12.01.2006 ArtikelDie Idee ist einfach und überzeugend: Unter den angebotenen Buchtiteln wählen Kinder das Buch aus, das sie gern lesen möchten und beantworten nach der Lektüre auf der Website Fragen dazu. Ihre Antworten werden in einer Datenbank dokumentiert – so erhalten die Lehrer detaillierte Informationen über die Leseleistungen und Interessensschwerpunkte, aber auch mögliche Defizite der einzelnen Schüler werden erkannt.
Im Sommer vergangenen Jahres wollte der Schroedel Verlag, der die Plattform betreibt, von den Lehrkräften wissen, ob und wie dieses Angebot die Leseleistung der Schüler tatsächlich unterstützt.
90 Prozent lesen mehr
Die Antworten waren eindeutig: 90 Prozent der Grundschüler – so die Auswertung - lesen mit Antolin mehr als vorher, 60 Prozent lesen sogar mindestens doppelt so viel. Und 15 Prozent aller Kinder fangen erst mit Antolin an zu lesen.
Auch das Sinn entnehmende Lesen wird von Antolin unterstützt, erklärten 90 Prozent der befragten Lehrkräfte in der Primarstufe und 45 Prozent meinten, dass dies den Schülern sehr viel leichter falle als vorher.

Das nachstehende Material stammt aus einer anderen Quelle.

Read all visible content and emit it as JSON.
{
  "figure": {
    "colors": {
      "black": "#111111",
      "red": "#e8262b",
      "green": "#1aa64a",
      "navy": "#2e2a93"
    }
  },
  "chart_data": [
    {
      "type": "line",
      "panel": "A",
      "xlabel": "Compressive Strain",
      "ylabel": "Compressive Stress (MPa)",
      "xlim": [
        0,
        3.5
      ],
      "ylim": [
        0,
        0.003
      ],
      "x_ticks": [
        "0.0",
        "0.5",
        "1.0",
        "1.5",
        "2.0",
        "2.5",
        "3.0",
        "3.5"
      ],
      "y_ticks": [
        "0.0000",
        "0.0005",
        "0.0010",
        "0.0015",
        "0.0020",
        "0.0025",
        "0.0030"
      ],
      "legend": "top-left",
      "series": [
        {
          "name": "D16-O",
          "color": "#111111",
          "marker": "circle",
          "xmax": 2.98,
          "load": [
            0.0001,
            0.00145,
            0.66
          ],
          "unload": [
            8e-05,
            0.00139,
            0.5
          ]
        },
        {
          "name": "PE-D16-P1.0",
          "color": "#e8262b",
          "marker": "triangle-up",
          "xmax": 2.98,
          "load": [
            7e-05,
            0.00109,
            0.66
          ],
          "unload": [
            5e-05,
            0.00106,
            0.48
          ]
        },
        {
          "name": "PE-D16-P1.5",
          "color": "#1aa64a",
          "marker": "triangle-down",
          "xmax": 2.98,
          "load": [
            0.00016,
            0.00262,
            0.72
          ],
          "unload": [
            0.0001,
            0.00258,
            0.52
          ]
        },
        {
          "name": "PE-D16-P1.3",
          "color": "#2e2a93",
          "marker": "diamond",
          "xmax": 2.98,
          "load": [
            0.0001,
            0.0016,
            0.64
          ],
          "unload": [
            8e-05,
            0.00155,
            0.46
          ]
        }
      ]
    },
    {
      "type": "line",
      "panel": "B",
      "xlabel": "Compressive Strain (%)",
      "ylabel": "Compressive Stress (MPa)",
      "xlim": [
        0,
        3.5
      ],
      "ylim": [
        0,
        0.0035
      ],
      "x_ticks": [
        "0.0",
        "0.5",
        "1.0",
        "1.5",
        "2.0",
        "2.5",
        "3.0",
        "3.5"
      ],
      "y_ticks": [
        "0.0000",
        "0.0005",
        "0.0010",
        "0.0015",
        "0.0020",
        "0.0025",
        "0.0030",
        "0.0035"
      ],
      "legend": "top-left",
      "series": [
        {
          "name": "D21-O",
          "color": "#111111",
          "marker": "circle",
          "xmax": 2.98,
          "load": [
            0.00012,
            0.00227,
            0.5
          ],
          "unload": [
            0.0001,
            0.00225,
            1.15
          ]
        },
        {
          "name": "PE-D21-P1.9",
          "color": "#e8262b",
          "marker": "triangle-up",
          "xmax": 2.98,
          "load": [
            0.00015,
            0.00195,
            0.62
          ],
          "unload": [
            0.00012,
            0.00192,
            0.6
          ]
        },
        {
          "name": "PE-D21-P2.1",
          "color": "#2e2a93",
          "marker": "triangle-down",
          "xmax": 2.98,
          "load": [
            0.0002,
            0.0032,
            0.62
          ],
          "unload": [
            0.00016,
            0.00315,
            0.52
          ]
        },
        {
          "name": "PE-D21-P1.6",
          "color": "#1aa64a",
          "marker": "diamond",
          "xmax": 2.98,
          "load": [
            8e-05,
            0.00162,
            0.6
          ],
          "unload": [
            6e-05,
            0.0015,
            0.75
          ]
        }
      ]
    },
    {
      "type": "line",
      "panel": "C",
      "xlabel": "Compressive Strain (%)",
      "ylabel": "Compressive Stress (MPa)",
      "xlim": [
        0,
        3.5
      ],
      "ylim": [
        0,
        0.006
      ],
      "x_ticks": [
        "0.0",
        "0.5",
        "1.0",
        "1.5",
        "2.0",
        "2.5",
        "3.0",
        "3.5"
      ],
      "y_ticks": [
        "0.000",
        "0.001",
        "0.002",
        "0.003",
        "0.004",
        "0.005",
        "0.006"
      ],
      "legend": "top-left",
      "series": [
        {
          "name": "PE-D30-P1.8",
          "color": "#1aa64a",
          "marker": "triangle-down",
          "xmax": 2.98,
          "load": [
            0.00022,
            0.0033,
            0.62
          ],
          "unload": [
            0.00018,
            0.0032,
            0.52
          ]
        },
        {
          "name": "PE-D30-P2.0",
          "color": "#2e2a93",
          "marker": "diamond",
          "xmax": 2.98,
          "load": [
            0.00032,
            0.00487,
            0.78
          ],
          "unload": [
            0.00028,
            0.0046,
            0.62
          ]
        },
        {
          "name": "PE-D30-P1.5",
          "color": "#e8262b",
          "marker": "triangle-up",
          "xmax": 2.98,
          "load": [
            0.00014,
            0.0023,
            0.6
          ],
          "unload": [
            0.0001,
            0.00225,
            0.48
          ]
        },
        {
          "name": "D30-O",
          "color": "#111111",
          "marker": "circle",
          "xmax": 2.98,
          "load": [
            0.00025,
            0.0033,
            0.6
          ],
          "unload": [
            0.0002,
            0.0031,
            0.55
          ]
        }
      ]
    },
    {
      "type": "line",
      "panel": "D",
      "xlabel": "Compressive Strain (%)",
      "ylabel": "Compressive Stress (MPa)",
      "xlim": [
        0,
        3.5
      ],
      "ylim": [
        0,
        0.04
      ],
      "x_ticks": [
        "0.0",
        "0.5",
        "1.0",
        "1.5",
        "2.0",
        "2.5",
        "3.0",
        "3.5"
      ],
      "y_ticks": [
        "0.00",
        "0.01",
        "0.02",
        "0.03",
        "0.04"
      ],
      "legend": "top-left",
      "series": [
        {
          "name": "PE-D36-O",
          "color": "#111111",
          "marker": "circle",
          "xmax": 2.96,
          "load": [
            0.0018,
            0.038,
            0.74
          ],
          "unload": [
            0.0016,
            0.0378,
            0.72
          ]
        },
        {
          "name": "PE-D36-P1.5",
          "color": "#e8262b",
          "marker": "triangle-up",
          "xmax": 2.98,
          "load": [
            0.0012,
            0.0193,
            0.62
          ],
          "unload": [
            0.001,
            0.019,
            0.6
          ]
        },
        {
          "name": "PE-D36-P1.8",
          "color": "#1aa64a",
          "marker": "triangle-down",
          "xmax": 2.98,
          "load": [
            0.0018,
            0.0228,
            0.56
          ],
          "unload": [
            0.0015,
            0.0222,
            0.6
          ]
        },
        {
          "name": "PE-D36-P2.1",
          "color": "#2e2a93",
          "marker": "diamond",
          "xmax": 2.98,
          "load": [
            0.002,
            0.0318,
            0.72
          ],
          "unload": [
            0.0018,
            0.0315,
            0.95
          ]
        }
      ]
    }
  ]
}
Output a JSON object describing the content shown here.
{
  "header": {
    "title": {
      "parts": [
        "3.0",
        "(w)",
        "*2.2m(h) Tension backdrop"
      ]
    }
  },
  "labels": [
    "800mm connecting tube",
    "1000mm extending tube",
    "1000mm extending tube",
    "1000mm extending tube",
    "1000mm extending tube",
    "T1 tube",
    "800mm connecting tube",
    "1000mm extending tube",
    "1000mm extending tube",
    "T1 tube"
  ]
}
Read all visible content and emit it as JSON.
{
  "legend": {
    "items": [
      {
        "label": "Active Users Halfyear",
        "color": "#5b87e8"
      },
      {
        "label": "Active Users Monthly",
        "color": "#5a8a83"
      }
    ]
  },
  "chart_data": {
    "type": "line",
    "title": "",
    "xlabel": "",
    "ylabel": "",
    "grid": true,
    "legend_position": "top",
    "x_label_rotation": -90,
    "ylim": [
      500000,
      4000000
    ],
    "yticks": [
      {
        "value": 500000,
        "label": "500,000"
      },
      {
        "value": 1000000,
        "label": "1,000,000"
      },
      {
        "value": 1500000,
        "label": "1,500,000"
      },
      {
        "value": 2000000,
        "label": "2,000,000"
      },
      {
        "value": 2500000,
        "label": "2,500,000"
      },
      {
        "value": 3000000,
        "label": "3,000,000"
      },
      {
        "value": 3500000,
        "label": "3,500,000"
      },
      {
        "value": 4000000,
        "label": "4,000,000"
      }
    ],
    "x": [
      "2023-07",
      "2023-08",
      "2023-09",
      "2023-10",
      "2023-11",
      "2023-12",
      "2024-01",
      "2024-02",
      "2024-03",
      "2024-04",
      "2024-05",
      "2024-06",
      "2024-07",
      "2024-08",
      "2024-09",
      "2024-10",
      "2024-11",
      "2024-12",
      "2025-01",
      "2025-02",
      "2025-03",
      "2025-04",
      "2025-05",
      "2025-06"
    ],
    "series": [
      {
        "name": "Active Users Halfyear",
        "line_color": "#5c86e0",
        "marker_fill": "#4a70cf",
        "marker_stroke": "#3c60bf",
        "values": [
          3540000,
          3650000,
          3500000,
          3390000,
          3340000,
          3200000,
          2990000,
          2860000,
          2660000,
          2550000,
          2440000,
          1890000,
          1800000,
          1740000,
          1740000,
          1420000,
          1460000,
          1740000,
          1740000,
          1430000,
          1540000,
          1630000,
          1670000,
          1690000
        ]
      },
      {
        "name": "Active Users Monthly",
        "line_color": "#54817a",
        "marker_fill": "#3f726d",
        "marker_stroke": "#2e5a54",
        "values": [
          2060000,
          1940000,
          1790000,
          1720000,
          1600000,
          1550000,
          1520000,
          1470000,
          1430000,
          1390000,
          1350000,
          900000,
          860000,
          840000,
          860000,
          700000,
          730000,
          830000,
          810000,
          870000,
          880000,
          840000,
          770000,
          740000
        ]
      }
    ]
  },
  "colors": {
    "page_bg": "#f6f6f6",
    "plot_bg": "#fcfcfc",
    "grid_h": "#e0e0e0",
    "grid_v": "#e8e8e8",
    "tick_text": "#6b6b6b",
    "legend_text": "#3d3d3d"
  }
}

Auch ältere Schüler profitieren
In der Sekundarstufe, wo Antolin an Gesamt-, Real-, Hauptschulen und Gymnasien eingesetzt wird, bringt Antolin nach Aussagen der Lehrer 80 Prozent der Kinder und Jugendlichen dazu, mehr zu lesen als vorher. Und 15 Prozent aller Schüler motiviert Antolin, mit dem Lesen zu beginnen. Das heißt: Auch leseschwache Kinder dieser Altersgruppe finden über diese Website einen Zugang zu Büchern.
Wichtig: Die Lehrer
„Zum ersten Mal wird bestätigt, dass Antolin ein modernes und wirksames Mittel ist, um die Lesetätigkeit und die Lesefreude anzuregen, erklärt der „Vater“ und Herausgeber von www.antolin.de, Albert Hoffmann. Wobei aber eines nicht vergessen werden dürfe, nämlich „der Lehrer, der mit seinem Engagement wesentlich zu diesem Ergebnis beiträgt." Und natürlich die Autorinnen und Autoren, die regelmäßig mit unterschiedlichen Fragetypen didaktisch sinnvolle Quizfragen zu Kinder- und Jugendromanen entwerfen. Inzwischen finden sich bei Antolin Quizfragen zu knapp 9.000 Kinder- und Jugendbüchern, von Klassikern über englische Texte bis hin zu aktueller deutschsprachiger Literatur.
Auch für Eltern
Der Service von Antolin ist nicht allein auf die Schule beschränkt. Kinder können die Seite von überall her nutzen, zum Beispiel auch von zu Hause, wo sie gemeinsam mit den Eltern nach interessanten Büchern stöbern oder die Quizfragen gemeinsam durchgehen können.
Antolin kann als Einzellizenz, als Schullizenz oder als Schulträgerlizenz abonniert werden.